Pandangan semacam itu menandai potensi perbedaan arah kebijakan antara kedua bank menjadi lebih terlihat. Norges Bank tampak mempertimbangkan dinamika tenaga kerja dan output energi, sementara Riksbank cenderung menahan diri meski ada elemen pembelajaran dari data inflasi. Kami memperkirakan pergeseran menuju netral dalam beberapa bulan ke depan, sehingga perbedaan antara NOK dan SEK bisa meningkat seiring pasar menata ulang ekspektasi akhir tahun.
Divergensi antara NOK dan SEK diperkirakan semakin nyata seiring pasar menilai ulang proyeksi suku bunga akhir tahun untuk kedua bank. Kebijakan yang lebih tegas di Oslo dan jeda di Stockholm dapat mendorong pergerakan kurs menjadi lebih divergen, meskipun harga pasar telah mencerminkan beberapa risiko tersebut. Investor tetap fokus pada bagaimana data makro akan membentuk ekspektasi sepanjang sisa tahun ini.
Data inflasi Swedia yang lemah dan prospek pertumbuhan yang tidak meyakinkan memperkuat argumen untuk menahan kebijakan. Hingga pertengahan April, prospek pengetatan sekitar 50 basis poin sempat terbentuk, namun data Maret yang mengecewakan membuat dinamika kebijakan berubah. Ketidakpastian soal gencatan senjata juga turut menambah volatilitas dan mengubah arah ekspektasi pasar.
Langkah operasional Norges Bank untuk bulan Mei juga relevan: mereka akan terus menjual FX untuk membeli NOK, sekitar 100 juta NOK per hari. Intervensi ini menempatkan laju pembelian NOK pada ujung bawah catatan historis dan menambah contoh konkret bagaimana kebijakan pasar valuta asing membentuk likuiditas di jalur NOKSEK. Divergensi kebijakan antara Oslo dan Stockholm kemungkinan akan menjadi tema utama bagi trader di sekitar perilisan data berikutnya.
Di masa depan, pergerakan netral untuk pasangan NOKSEK tampak lebih masuk akal dalam beberapa bulan mendatang, tergantung pada seberapa kuat data inflasi dan pertumbuhan di kedua negara. Kondisi ini menekankan pentingnya manajemen risiko dan kesabaran bagi pelaku pasar, karena volatilitas bisa meningkat saat data rilis memancing reaksi pasar yang cepat.

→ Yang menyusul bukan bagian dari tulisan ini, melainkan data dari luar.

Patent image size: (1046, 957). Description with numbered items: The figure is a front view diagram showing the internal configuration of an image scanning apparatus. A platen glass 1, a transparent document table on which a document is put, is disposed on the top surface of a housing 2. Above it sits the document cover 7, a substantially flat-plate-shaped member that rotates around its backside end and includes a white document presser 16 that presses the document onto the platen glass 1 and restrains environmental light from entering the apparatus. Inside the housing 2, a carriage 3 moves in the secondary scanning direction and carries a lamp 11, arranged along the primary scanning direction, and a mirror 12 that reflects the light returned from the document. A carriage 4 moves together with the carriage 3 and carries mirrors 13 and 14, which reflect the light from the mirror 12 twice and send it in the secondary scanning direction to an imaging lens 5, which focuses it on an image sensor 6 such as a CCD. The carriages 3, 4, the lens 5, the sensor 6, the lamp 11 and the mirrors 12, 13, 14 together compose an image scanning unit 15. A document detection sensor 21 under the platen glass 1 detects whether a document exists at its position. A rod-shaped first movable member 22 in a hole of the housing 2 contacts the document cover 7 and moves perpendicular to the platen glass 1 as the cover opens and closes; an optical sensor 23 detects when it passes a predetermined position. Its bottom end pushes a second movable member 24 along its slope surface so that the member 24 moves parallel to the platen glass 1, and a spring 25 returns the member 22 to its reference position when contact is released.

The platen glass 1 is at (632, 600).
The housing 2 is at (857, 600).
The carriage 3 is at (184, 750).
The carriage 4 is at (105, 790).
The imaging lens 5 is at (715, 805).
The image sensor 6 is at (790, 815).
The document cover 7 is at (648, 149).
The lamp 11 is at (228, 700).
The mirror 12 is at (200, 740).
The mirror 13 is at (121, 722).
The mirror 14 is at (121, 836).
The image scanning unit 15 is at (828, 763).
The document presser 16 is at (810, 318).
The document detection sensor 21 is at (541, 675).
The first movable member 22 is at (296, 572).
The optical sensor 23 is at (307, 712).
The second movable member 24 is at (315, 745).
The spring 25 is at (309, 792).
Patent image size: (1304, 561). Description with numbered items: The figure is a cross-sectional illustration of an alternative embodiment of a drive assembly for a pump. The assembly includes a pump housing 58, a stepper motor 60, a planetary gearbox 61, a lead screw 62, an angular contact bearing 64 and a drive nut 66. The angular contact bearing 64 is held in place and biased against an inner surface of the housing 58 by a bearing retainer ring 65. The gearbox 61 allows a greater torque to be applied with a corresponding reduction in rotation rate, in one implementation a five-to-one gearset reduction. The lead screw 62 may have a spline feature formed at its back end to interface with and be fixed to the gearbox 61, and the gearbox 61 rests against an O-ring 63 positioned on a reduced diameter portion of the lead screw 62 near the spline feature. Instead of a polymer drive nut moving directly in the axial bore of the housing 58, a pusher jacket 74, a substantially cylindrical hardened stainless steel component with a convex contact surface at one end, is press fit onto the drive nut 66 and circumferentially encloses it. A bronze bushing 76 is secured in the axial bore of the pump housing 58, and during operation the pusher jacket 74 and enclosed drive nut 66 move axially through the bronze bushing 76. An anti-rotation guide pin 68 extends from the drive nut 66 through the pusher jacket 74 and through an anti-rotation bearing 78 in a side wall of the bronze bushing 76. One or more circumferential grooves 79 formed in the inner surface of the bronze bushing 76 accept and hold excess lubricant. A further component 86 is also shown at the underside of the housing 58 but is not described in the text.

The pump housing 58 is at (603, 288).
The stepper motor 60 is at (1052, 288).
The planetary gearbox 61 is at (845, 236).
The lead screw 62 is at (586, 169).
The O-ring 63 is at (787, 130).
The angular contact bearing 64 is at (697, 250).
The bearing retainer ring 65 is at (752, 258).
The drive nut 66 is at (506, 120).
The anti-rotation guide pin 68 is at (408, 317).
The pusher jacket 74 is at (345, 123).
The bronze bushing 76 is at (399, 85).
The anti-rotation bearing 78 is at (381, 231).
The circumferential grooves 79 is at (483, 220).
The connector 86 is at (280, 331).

Karena konten ini bersifat makro dan tidak memberikan sinyal instrumen secara eksplisit, rekomendasi trading saat ini adalah menunda posisi baru hingga ada konfirmasi yang jelas. Jika trader tetap ingin terpapar volatilitas, pendekatan manajemen risiko yang ketat seperti ukuran posisi yang moderat dan stop-loss dapat dipertimbangkan. Sinyal dalam skema ini adalah "no" dan levelnya.null
Faktor yang perlu dipantau meliputi harga energi, data inflasi berikutnya di Norwegia dan Swedia, serta perkembangan geopolitik yang dapat mempengaruhi likuiditas pasar FX. Ketidakpastian seputar arah kebijakan akhir tahun membuat investor tetap di posisi hati-hati sambil memanfaatkan peluang paparan terukur pada NOKSEK jika volatilitas meningkat tanpa perubahan arah kebijakan yang mendasar.